Kaum entdeckt, muss der kleine Primat Gerp’s Mausmaki schon als bedroht gelten: Viele Madagassen verzehren geschützte Arten, zeigt eine aktuelle Studie.

          2 Min.

          Hamstergroß, mausgrau, nur in der Nacht aktiv und knapp siebzig Gramm schwer: Microcebus gerpi führte bisher ein unauffälliges, sogar noch namenloses Dasein im Tieflandregenwald Ostmadagaskars. Wenn Menschen ihn zu Gesicht bekamen, dann hielten sie ihn vermutlich für einen der altbekannten Mausmakis - oder aber es war ihnen schlicht egal, ob Bücher und Fachpublikationen das kleine Tier schon beschrieben hatten, denn sie wollten ihn als Fleischeinlage fürs Mittagessen.

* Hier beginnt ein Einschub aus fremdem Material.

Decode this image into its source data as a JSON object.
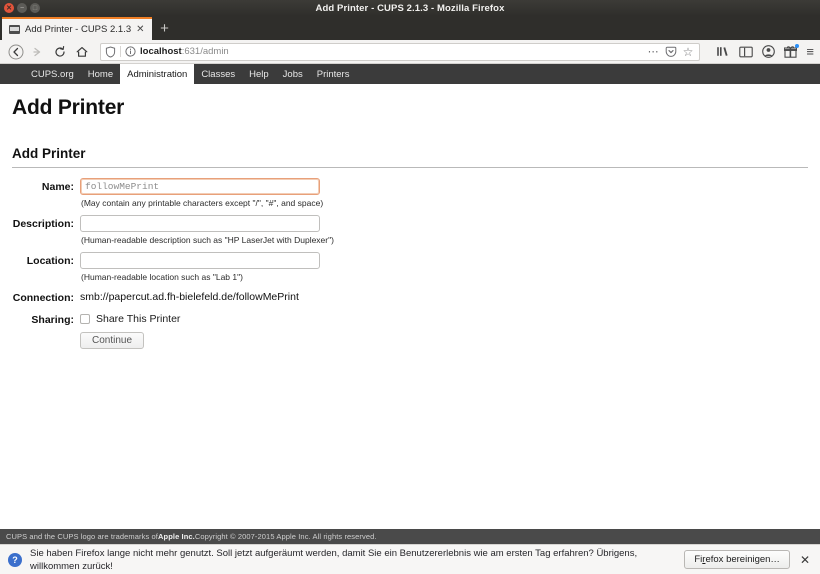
{
  "window": {
    "title": "Add Printer - CUPS 2.1.3 - Mozilla Firefox",
    "close_glyph": "✕",
    "minimize_glyph": "−",
    "maximize_glyph": "□"
  },
  "tabs": {
    "items": [
      {
        "label": "Add Printer - CUPS 2.1.3",
        "close_glyph": "✕"
      }
    ],
    "new_tab_glyph": "+"
  },
  "toolbar": {
    "back_glyph": "←",
    "forward_glyph": "→",
    "reload_glyph": "↻",
    "home_glyph": "⌂",
    "url_host": "localhost",
    "url_rest": ":631/admin",
    "shield_icon": "shield-icon",
    "info_icon": "info-icon",
    "ellipsis_glyph": "⋯",
    "pocket_icon": "pocket-icon",
    "star_glyph": "☆",
    "library_icon": "library-icon",
    "sidebar_icon": "sidebar-icon",
    "account_icon": "account-icon",
    "gift_icon": "gift-icon",
    "menu_glyph": "≡"
  },
  "cups_nav": {
    "items": [
      {
        "label": "CUPS.org",
        "active": false
      },
      {
        "label": "Home",
        "active": false
      },
      {
        "label": "Administration",
        "active": true
      },
      {
        "label": "Classes",
        "active": false
      },
      {
        "label": "Help",
        "active": false
      },
      {
        "label": "Jobs",
        "active": false
      },
      {
        "label": "Printers",
        "active": false
      }
    ]
  },
  "page": {
    "title": "Add Printer",
    "section_title": "Add Printer",
    "fields": {
      "name_label": "Name:",
      "name_value": "followMePrint",
      "name_hint": "(May contain any printable characters except \"/\", \"#\", and space)",
      "description_label": "Description:",
      "description_value": "",
      "description_hint": "(Human-readable description such as \"HP LaserJet with Duplexer\")",
      "location_label": "Location:",
      "location_value": "",
      "location_hint": "(Human-readable location such as \"Lab 1\")",
      "connection_label": "Connection:",
      "connection_value": "smb://papercut.ad.fh-bielefeld.de/followMePrint",
      "sharing_label": "Sharing:",
      "share_checkbox_label": "Share This Printer",
      "share_checked": false,
      "continue_label": "Continue"
    }
  },
  "footer": {
    "text_before": "CUPS and the CUPS logo are trademarks of ",
    "brand": "Apple Inc.",
    "text_after": " Copyright © 2007-2015 Apple Inc. All rights reserved."
  },
  "notification": {
    "icon_glyph": "?",
    "message": "Sie haben Firefox lange nicht mehr genutzt. Soll jetzt aufgeräumt werden, damit Sie ein Benutzererlebnis wie am ersten Tag erfahren? Übrigens, willkommen zurück!",
    "button_prefix": "Fi",
    "button_accel": "r",
    "button_suffix": "efox bereinigen…",
    "close_glyph": "✕"
  },
  "colors": {
    "accent_orange": "#ef7f26",
    "titlebar": "#2f2e2b",
    "cups_nav_bg": "#3b3b3b",
    "footer_bg": "#4a4a4a",
    "focus_border": "#e8a07a"
  }
}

          Doch vor zwei Jahren reiste ein Team der madagassischen Forschungsvereinigung Gerp (Groupe d'Étude et de Recherche sur les Primates de Madagascar) gezielt in das Sahafina-Waldgebiet im Osten Madagaskars, fing ein paar Exemplare, vermaß und fotografierte sie und nahm Gewebebiopsien aus den Ohren der Tiere. Das Material wurde nach Hannover geschickt, an das Institut für Zoologie der Tierärztlichen Hochschule, wo die Biologin Ute Radespiel das Erbmaterial aus den Ohrgewebszellen extrahierte, drei verschiedene Gene sequenzierte und den genetischen Code mit dem der achtzehn bis dahin bekannten Mausmakiarten verglich. "Das Muster aus den Vermessungsdaten und den genetischen Daten belegt, dass es eindeutig eine eigene Art ist", sagt Radespiel, die den Fund von Microcebus gerpi (Gerp's Mausmaki) gemeinsam mit den madagassischen Kollegen im Fachmagazin "Primates" veröffentlicht hat (doi: 10.1007/s10329- 011-0290-2).

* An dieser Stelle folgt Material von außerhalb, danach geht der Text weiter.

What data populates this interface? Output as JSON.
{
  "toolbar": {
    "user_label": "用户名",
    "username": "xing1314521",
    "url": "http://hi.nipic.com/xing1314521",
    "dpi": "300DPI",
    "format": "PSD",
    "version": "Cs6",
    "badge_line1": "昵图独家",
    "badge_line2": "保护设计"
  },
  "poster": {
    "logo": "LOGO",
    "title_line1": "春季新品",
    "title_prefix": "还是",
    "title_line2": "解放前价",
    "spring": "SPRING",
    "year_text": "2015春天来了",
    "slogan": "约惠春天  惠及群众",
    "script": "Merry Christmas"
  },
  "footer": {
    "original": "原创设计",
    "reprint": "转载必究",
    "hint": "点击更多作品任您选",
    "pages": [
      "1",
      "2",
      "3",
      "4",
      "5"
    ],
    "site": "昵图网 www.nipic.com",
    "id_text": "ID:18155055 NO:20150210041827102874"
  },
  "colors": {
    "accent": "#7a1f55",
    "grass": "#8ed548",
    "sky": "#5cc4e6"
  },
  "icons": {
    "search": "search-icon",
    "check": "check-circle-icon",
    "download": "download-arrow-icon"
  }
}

          Die Höhenlage trennt Arten

          "Die Mausmakis und die Wieselmakis sind die artenreichsten der fünfzehn Lemuren-Gattungen auf Madagaskar", sagt Radespiel. Auf den ersten Blick könne man nur wenige dieser Arten voneinander unterscheiden, denn Mausmakis gehörten zu den sogenannten kryptischen Arten. Im Fall von Microcebus gerpi hätte es aber schon früher auffallen können, dass man hier eine eigene Art vor sich hat, denn die nächste lebt fünfzig Kilometer entfernt in tausend Metern Höhe, während die "Gerp's" sich in dreihundert Metern Höhe wohlfühlen. "Häufig ist ein größerer Fluss in der Nähe und trennt zwei Arten", sagt Radespiel. "Jetzt konnte zum ersten Mal gezeigt werden, dass auch die Höhe eine Art begrenzen kann." Die fünfzig Kilometer entfernte Art, der im Schnitt zwanzig Gramm leichtere Goodman's Mausmaki, ist nicht einmal der nächste Verwandte, fand Radespiel anhand einer computergestützen Stammbaumanalyse heraus. Am engsten verwandt ist die Neuentdeckung mit Microcebus jolly, einer Art, die 250 Kilometer entfernt im Süden lebt.

          Für Ute Radespiel und Elke Zimmermann, die das Institut in Hannover leitet, ist Gerp's Mausmaki die sechste Mausmakiart seit 1998, die sie neu entdecken und wissenschaftlich beschreiben konnten. Die Arbeitsgruppe forscht seit Mitte der neunziger Jahre auf Madagaskar. Dort sind die Forscher auch immer wieder mit den Schwierigkeiten des Artenschutzes konfrontiert. Wie viele Exemplare von Gerp's Mausmaki es gibt, ist unklar. "Ein paar tausend", schätzt Ute Radespiel. "Fast alle Lemuren werden von der madagassischen Bevölkerung auch verzehrt, obwohl die Jagd illegal ist", sagt die Biologin. "Um die katzengroßen Wieselmakis zu jagen, geht man gezielt in den Wald. Die kleinen Mausmakis werden typischerweise mitgenommen, wenn ein anderer Anlass die Leute in den Wald führt und sie zufällig auf ein solches Tier stoßen."

          Auch Rabenpapageien werden gegessen

          Gerade erst hat ein internationales Wissenschaftlerteam um Richard Jenkins von der britischen Bangor University im Fachmagazin "PLoS One" eine Studie veröffentlicht, für die fast 1200 Haushalte im Osten Madagaskars nach dem Konsum von "Bushmeat" befragt wurden. Zwar sind typische Alltagsmahlzeiten in der Gegend offenbar rein pflanzlich. 95 Prozent der Befragten gaben aber an, in ihrem Leben schon eine geschützte Tierart gegessen zu haben; 45 Prozent hatten gar schon zehn oder mehr geschützte Arten verzehrt. Vor allem die arme Landbevölkerung greift auf diese Proteinquelle zurück. Neben Tenreks, Rabenpapageien oder dem Schopfibis werden viele Lemuren gegessen, darunter Mausmakis, aber auch die größeren Diademsifakas und Braunen Makis. Mit Sorge beobachten die Wissenschaftler, dass die Tabus bröckeln, mit denen die Jagd auf bestimmte Spezies, etwa große tagaktive Lemuren, und auf trächtige Tiere bisher belegt war.